Each lesson should fill a thirty-minute time slot, but again, this could be adapted. If you need it to extend the lesson, feel free to add some original illustrations or examples from Scripture. If you have less time, modify the lesson to fit your time slot.
While this study is designed for a classroom setting, it can easily be used for small group or one-on-one study. You can even share copies of the material with students, read through it individually, and then come together to discuss it.
The point is the major leg-work is done for you; now you can amend it to fit your local church needs. Whether that’s shortening or lengthening the time, teaching it to older students, or using it with one-on-one discipleship, use it to fit your needs.
Lastly, Bible 101 is completely free. When we say “completely free,” that means not only monetarily free, but with no strings attached. That means you don’t have to sign up for our newsletter, you don’t have to share this on a social media platform, etc. Reformed Youth Ministries seeks to spread the good news of the gospel by reaching students for Christ and equipping them to serve. Part of that goal is fulfilled through the production of resources.
It is our prayer that you use this Bible study material to spread the beauty of the gospel to the next generation and that you, too, are more enamored with the treasure of God’s Word in the process.
[CLICK HERE TO DOWNLOAD FREE STUDY]
Piper, John. Ask Pastor John.
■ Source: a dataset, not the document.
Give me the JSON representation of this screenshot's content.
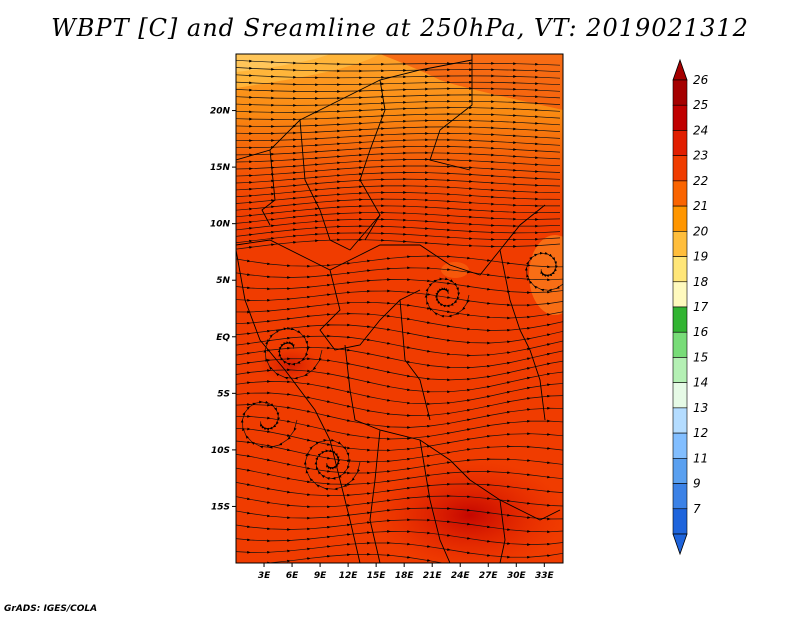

Desiring God (April 10, 2017). http://www.desiringgod.org/interviews/what-s-the-last-thing-you-would-tweet
 One advantage to offering free Bible study material is the ability to update and make revisions. Throughout the years, RYM may improve upon and revise particular sections of our material. When we do so, we will make that known but the consumer won’t have to purchase new material. We hope this is a way to serve the church in a more faithful manner.